Against expectations of being conservative and demure, Amanda and other Filipino women who fantasize about rough sex have embraced their sexuality and gotten to know what turns them on.

“It’s their agency to tell their partners that they want to be manhandled… It’s not do-whatever-you-want. [The women] know exactly what they want,” said Cruz.

Filipino men, on the other hand, might do better to accept that they’re not sex experts, at least not right off the bat. Cruz said most of her earlier clients were men looking to pleasure their wives better but did not have anyone else to talk to about it.

Filipino culture, Cruz said, tends to look down on men who talk about their sex problems, even with their partners or friends, because men are supposed to be macho know-it-alls. Of course, hardly anyone knows it all, leaving Filipino men with no peers to turn to.

This could translate to kinks that display power and validate sexual performance.

Many Filipino men, Cruz said, tend to have exhibitionist fantasies like sending nude photos, having sex outdoors or in public spaces, watching while their partners masturbate, and being watched while masturbating.

“I think the appeal for me is more of the power trip that I get when I’m doing something like that,” said Ricardo, 26, about his desire to have sex in public. He requested to only be identified by his first name to stay out of trouble with his girlfriend. “I can see or hear other people that have no idea I’m straight-up having sex near them.”

Exhibitionist fantasies may subconsciously arise from trying to live up to cultural expectations of men always being horny, he told VICE

“We are expected to be enthusiastic or always in the mood for sex,” said Ricardo. “I’ve felt friction when my partners have been in the mood and I have not. [They suddenly ask] if I’m not attracted to them anymore or if we’ve lost the fire, rather than [wonder if] I’m in the mood or not.”

Sex store owner Neale Go said she has observed similar kinks in her own clients.

Go started her business in September, when social—and sexual—interaction was much harder to come by in Manila. Most of their customers were new to the world of sex toys. Men, she said, usually buy masturbators with vibrating features and automatic hands-free strokers.
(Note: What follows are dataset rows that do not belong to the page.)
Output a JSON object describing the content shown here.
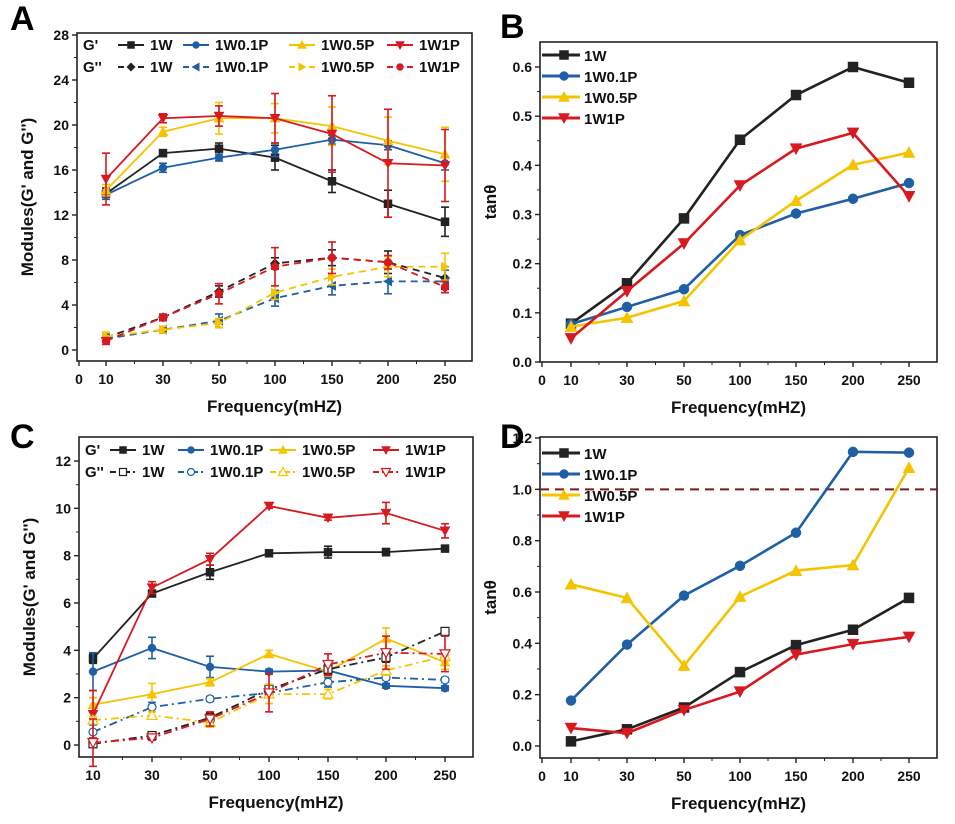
{
  "chart_data": [
    {
      "panel": "A",
      "type": "line",
      "title": "",
      "xlabel": "Frequency(mHZ)",
      "ylabel": "Modules(G' and G'')",
      "x_tick_labels": [
        "0",
        "10",
        "30",
        "50",
        "100",
        "150",
        "200",
        "250"
      ],
      "categories": [
        "10",
        "30",
        "50",
        "100",
        "150",
        "200",
        "250"
      ],
      "y_ticks": [
        0,
        4,
        8,
        12,
        16,
        20,
        24,
        28
      ],
      "ylim": [
        0,
        28
      ],
      "legend_position": "top",
      "legend_group_labels": [
        "G'",
        "G''"
      ],
      "series": [
        {
          "group": "G'",
          "name": "1W",
          "color": "#222222",
          "marker": "square",
          "style": "solid",
          "values": [
            13.9,
            17.5,
            17.9,
            17.1,
            15.0,
            13.0,
            11.4
          ],
          "errors": [
            0.5,
            0.3,
            0.5,
            1.1,
            1.0,
            1.2,
            1.3
          ]
        },
        {
          "group": "G'",
          "name": "1W0.1P",
          "color": "#1f5fa6",
          "marker": "circle",
          "style": "solid",
          "values": [
            13.8,
            16.2,
            17.1,
            17.8,
            18.7,
            18.2,
            16.6
          ],
          "errors": [
            0.4,
            0.4,
            0.3,
            0.6,
            0.4,
            0.4,
            0.6
          ]
        },
        {
          "group": "G'",
          "name": "1W0.5P",
          "color": "#f5c400",
          "marker": "triangle-up",
          "style": "solid",
          "values": [
            14.2,
            19.4,
            20.6,
            20.6,
            19.9,
            18.6,
            17.4
          ],
          "errors": [
            0.5,
            0.4,
            1.4,
            1.3,
            1.7,
            2.1,
            2.4
          ]
        },
        {
          "group": "G'",
          "name": "1W1P",
          "color": "#d71920",
          "marker": "triangle-down",
          "style": "solid",
          "values": [
            15.2,
            20.6,
            20.8,
            20.6,
            19.2,
            16.6,
            16.4
          ],
          "errors": [
            2.3,
            0.4,
            0.9,
            2.2,
            3.4,
            4.8,
            3.2
          ]
        },
        {
          "group": "G''",
          "name": "1W",
          "color": "#222222",
          "marker": "diamond",
          "style": "dash",
          "values": [
            1.1,
            2.9,
            5.2,
            7.7,
            8.2,
            7.8,
            6.4
          ],
          "errors": [
            0.3,
            0.2,
            0.5,
            0.5,
            0.7,
            1.0,
            1.0
          ]
        },
        {
          "group": "G''",
          "name": "1W0.1P",
          "color": "#1f5fa6",
          "marker": "triangle-left",
          "style": "dash",
          "values": [
            1.0,
            1.8,
            2.6,
            4.6,
            5.7,
            6.1,
            6.1
          ],
          "errors": [
            0.3,
            0.3,
            0.6,
            0.7,
            0.8,
            1.1,
            1.0
          ]
        },
        {
          "group": "G''",
          "name": "1W0.5P",
          "color": "#f5c400",
          "marker": "triangle-right",
          "style": "dash",
          "values": [
            1.2,
            1.8,
            2.4,
            5.1,
            6.5,
            7.4,
            7.4
          ],
          "errors": [
            0.4,
            0.3,
            0.4,
            0.6,
            0.7,
            0.9,
            1.2
          ]
        },
        {
          "group": "G''",
          "name": "1W1P",
          "color": "#d71920",
          "marker": "circle",
          "style": "dash",
          "values": [
            0.8,
            2.9,
            5.0,
            7.4,
            8.2,
            7.8,
            5.6
          ],
          "errors": [
            0.3,
            0.3,
            0.9,
            1.7,
            1.4,
            0.6,
            0.5
          ]
        }
      ]
    },
    {
      "panel": "B",
      "type": "line",
      "title": "",
      "xlabel": "Frequency(mHZ)",
      "ylabel": "tanθ",
      "x_tick_labels": [
        "0",
        "10",
        "30",
        "50",
        "100",
        "150",
        "200",
        "250"
      ],
      "categories": [
        "10",
        "30",
        "50",
        "100",
        "150",
        "200",
        "250"
      ],
      "y_tick_labels": [
        "0.0",
        "0.1",
        "0.2",
        "0.3",
        "0.4",
        "0.5",
        "0.6"
      ],
      "ylim": [
        0,
        0.65
      ],
      "legend_position": "top-left",
      "series": [
        {
          "name": "1W",
          "color": "#222222",
          "marker": "square",
          "values": [
            0.078,
            0.16,
            0.292,
            0.452,
            0.543,
            0.6,
            0.568
          ]
        },
        {
          "name": "1W0.1P",
          "color": "#1f5fa6",
          "marker": "circle",
          "values": [
            0.077,
            0.112,
            0.148,
            0.258,
            0.302,
            0.332,
            0.364
          ]
        },
        {
          "name": "1W0.5P",
          "color": "#f5c400",
          "marker": "triangle-up",
          "values": [
            0.072,
            0.09,
            0.124,
            0.248,
            0.328,
            0.401,
            0.426
          ]
        },
        {
          "name": "1W1P",
          "color": "#d71920",
          "marker": "triangle-down",
          "values": [
            0.048,
            0.144,
            0.241,
            0.359,
            0.434,
            0.466,
            0.337
          ]
        }
      ]
    },
    {
      "panel": "C",
      "type": "line",
      "title": "",
      "xlabel": "Frequency(mHZ)",
      "ylabel": "Modules(G' and G'')",
      "x_tick_labels": [
        "10",
        "30",
        "50",
        "100",
        "150",
        "200",
        "250"
      ],
      "categories": [
        "10",
        "30",
        "50",
        "100",
        "150",
        "200",
        "250"
      ],
      "y_ticks": [
        0,
        2,
        4,
        6,
        8,
        10,
        12
      ],
      "ylim": [
        -0.5,
        12.9
      ],
      "legend_position": "top",
      "legend_group_labels": [
        "G'",
        "G''"
      ],
      "series": [
        {
          "group": "G'",
          "name": "1W",
          "color": "#222222",
          "marker": "square",
          "style": "solid",
          "values": [
            3.65,
            6.4,
            7.3,
            8.1,
            8.15,
            8.15,
            8.3
          ],
          "errors": [
            0.2,
            0.1,
            0.3,
            0.1,
            0.25,
            0.15,
            0.1
          ]
        },
        {
          "group": "G'",
          "name": "1W0.1P",
          "color": "#1f5fa6",
          "marker": "circle",
          "style": "solid",
          "values": [
            3.1,
            4.1,
            3.3,
            3.1,
            3.15,
            2.5,
            2.4
          ],
          "errors": [
            0.8,
            0.45,
            0.45,
            0.1,
            0.1,
            0.1,
            0.1
          ]
        },
        {
          "group": "G'",
          "name": "1W0.5P",
          "color": "#f5c400",
          "marker": "triangle-up",
          "style": "solid",
          "values": [
            1.7,
            2.15,
            2.65,
            3.85,
            3.1,
            4.5,
            3.5
          ],
          "errors": [
            0.3,
            0.45,
            0.15,
            0.15,
            0.2,
            0.45,
            0.3
          ]
        },
        {
          "group": "G'",
          "name": "1W1P",
          "color": "#d71920",
          "marker": "triangle-down",
          "style": "solid",
          "values": [
            1.3,
            6.65,
            7.85,
            10.1,
            9.6,
            9.8,
            9.05
          ],
          "errors": [
            1.0,
            0.25,
            0.25,
            0.1,
            0.1,
            0.45,
            0.3
          ]
        },
        {
          "group": "G''",
          "name": "1W",
          "color": "#222222",
          "marker": "square-open",
          "style": "dashdot",
          "values": [
            0.05,
            0.4,
            1.15,
            2.35,
            3.2,
            3.7,
            4.8
          ],
          "errors": [
            0.1,
            0.1,
            0.2,
            0.2,
            0.2,
            0.2,
            0.1
          ]
        },
        {
          "group": "G''",
          "name": "1W0.1P",
          "color": "#1f5fa6",
          "marker": "circle-open",
          "style": "dashdot",
          "values": [
            0.55,
            1.6,
            1.95,
            2.2,
            2.65,
            2.85,
            2.75
          ],
          "errors": [
            0.3,
            0.2,
            0.1,
            0.1,
            0.2,
            0.1,
            0.1
          ]
        },
        {
          "group": "G''",
          "name": "1W0.5P",
          "color": "#f5c400",
          "marker": "triangle-up-open",
          "style": "dashdot",
          "values": [
            1.05,
            1.25,
            0.95,
            2.15,
            2.15,
            3.15,
            3.75
          ],
          "errors": [
            0.15,
            0.15,
            0.2,
            0.4,
            0.2,
            0.2,
            0.2
          ]
        },
        {
          "group": "G''",
          "name": "1W1P",
          "color": "#d71920",
          "marker": "triangle-down-open",
          "style": "dashdot",
          "values": [
            0.1,
            0.3,
            1.1,
            2.2,
            3.4,
            3.9,
            3.85
          ],
          "errors": [
            1.0,
            0.1,
            0.3,
            0.8,
            0.45,
            0.7,
            0.75
          ]
        }
      ]
    },
    {
      "panel": "D",
      "type": "line",
      "title": "",
      "xlabel": "Frequency(mHZ)",
      "ylabel": "tanθ",
      "x_tick_labels": [
        "0",
        "10",
        "30",
        "50",
        "100",
        "150",
        "200",
        "250"
      ],
      "categories": [
        "10",
        "30",
        "50",
        "100",
        "150",
        "200",
        "250"
      ],
      "y_tick_labels": [
        "0.0",
        "0.2",
        "0.4",
        "0.6",
        "0.8",
        "1.0",
        "1.2"
      ],
      "ylim": [
        -0.05,
        1.2
      ],
      "reference_line": {
        "y": 1.0,
        "style": "dashed",
        "color": "#7a1a1a"
      },
      "legend_position": "top-left",
      "series": [
        {
          "name": "1W",
          "color": "#222222",
          "marker": "square",
          "values": [
            0.018,
            0.065,
            0.15,
            0.288,
            0.393,
            0.453,
            0.577
          ]
        },
        {
          "name": "1W0.1P",
          "color": "#1f5fa6",
          "marker": "circle",
          "values": [
            0.177,
            0.395,
            0.586,
            0.702,
            0.831,
            1.146,
            1.143
          ]
        },
        {
          "name": "1W0.5P",
          "color": "#f5c400",
          "marker": "triangle-up",
          "values": [
            0.63,
            0.577,
            0.313,
            0.582,
            0.683,
            0.705,
            1.084
          ]
        },
        {
          "name": "1W1P",
          "color": "#d71920",
          "marker": "triangle-down",
          "values": [
            0.07,
            0.05,
            0.14,
            0.212,
            0.356,
            0.397,
            0.425
          ]
        }
      ]
    }
  ],
  "panels": {
    "A": {
      "label": "A"
    },
    "B": {
      "label": "B"
    },
    "C": {
      "label": "C"
    },
    "D": {
      "label": "D"
    }
  }
}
Meanwhile, clit suckers are their best sellers for women, and have become a gateway to other sex toys like vibrating wands and dildos.

Go thinks women buy sex toys because they are “wanting to explore their bodies to figure out what they want or how they want to be pleasured.”

Because Filipino culture tends to shame people who express their sexuality, some view sex toys as funny or embarrassing, even though they’ve recently become more popular in Asia. Go said this leads to a dissonance in the way people present themselves in public, online, and in bed.

“Sometimes we get orders on Instagram from accounts who have Bible verses on their bios,” Go told VICE.

She also noticed that most of the store’s customers say they are submissive in the bedroom.

“The idea of having someone tell them what to do really turns them on,” Go said. “A couple of our followers even expressed that they like it when their partners talk down on them while having sex.”

Many of her customers also like it when their partners use sex toys on them.

“We have girlfriends buying automatic masturbators for their boyfriends,” Go said. “[One woman] bought the toy for the boyfriend because they hadn’t seen each other since the lockdown started, and they were able to use it through video call.”

Both Go and Cruz observed that while Filipino society is still largely conservative and traditional, individual sexual beliefs and behaviors are becoming more progressive and open.

“Despite all the limitations we have, I think the current generation helps in destigmatizing the topic surrounding sex, sex work, and sex toys,” Go said. “Eventually, these kinds of topics will be part of everyday table conversations.”

Correction: A previous version of the article said Rica Cruz conducted her study on the sexual desires of Filipino women in 2015, rather than 2020. We regret the error.